Currently, two million square meters of the municipality are occupied by the Environmental Complex, with the prospect of increasing that area. It has four cells, the container classification plant and the All-in-One. “Just as Adeje has control over its tourist, commercial and other activities, Arico is sold in political and economic terms, because it cannot do anything”, The also deputy director of the CajaCanarias-Ashotel Tourism Chair of the ULL exhibits.
«The Cabildo has been delegated municipal authority for 30 years and what it does is walk the garbage around the Island to the Arico landfill and bury 90% of that waste there. Another conclusion of the work carried out so far that leads him to affirm that “organic matter is buried that could be composted.” This is a problem that adds to the fact that the composting plant installed in the landfill does not comply with current regulations regarding the treatment of waste for sale as compost. “In addition to not being able to market it as compost, its production is negligible compared to what it should be doing.”
With this outlook, Noemí Padrón draws attention to the fact that Cabildo and city councils “do not agree” on “where and how the new composting plants should go.” That happens, he warns, when before 2025 “he must turn it around” to comply with what the European Union establishes.
In the case of leachates, «it is assumed that in the last cells they are collected automatically, that they are treated in the water plant and used for irrigation and to avoid dust from the plant, but it is unknown how much is recovered and recycles that leachate », reflects the professor of Applied Economics at the ULL.

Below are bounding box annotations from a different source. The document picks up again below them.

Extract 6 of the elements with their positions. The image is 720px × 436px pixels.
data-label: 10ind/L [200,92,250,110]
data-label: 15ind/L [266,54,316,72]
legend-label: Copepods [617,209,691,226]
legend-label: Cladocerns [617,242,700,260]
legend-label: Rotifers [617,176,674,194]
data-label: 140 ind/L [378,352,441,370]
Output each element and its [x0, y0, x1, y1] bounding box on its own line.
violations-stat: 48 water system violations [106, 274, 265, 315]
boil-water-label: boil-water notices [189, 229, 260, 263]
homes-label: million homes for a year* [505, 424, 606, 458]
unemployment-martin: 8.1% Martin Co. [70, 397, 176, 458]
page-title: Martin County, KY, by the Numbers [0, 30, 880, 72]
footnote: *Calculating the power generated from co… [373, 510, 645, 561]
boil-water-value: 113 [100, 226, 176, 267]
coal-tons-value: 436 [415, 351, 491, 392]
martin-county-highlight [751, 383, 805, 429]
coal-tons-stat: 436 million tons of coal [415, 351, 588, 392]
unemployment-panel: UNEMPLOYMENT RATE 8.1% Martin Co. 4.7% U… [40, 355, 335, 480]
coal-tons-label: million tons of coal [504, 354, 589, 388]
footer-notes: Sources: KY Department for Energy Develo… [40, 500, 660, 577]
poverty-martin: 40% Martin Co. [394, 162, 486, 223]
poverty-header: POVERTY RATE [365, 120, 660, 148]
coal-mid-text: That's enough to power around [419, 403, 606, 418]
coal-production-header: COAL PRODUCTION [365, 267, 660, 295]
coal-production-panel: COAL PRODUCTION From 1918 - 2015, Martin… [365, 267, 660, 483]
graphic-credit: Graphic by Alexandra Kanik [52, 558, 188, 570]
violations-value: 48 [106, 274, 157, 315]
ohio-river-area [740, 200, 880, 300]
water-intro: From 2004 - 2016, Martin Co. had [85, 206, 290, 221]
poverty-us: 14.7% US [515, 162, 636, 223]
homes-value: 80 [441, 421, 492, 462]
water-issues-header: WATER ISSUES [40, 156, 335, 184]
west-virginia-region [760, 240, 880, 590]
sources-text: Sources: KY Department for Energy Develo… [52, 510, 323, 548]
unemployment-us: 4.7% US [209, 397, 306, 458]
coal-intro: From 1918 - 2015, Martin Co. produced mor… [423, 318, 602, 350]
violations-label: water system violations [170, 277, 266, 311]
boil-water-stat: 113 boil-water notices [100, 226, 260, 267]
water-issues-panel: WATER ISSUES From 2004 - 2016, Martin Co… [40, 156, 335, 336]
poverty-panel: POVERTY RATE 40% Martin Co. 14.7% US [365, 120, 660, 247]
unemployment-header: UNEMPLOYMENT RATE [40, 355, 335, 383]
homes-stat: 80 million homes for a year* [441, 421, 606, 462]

Noemí Padrón advocates “the preparation of a study that assesses the economic, social and environmental impact that has the landfill in Arico. It is the first thing the Cabildo should do ». A document that was never addressed and that seems appropriate at the time when work is being done to expand the land of the Environmental Complex. “The dumping cells are clogged.” Along these lines, he calls for “a very ambitious and short-term strategic plan to start recovering organic matter and to build composting plants.”
At nine o’clock this morning a meeting is scheduled between the Council and the Arico City Council to try to unblock the renewal of the agreement due to the diseconomies generated by the landfill, a claim from the municipality that the island government rejects. Apart from the current one, for which the City Council receives 730,000 euros per year, an amount “that cannot be considered a subsidy”, as stated in the agreement signed on October 13, 2020.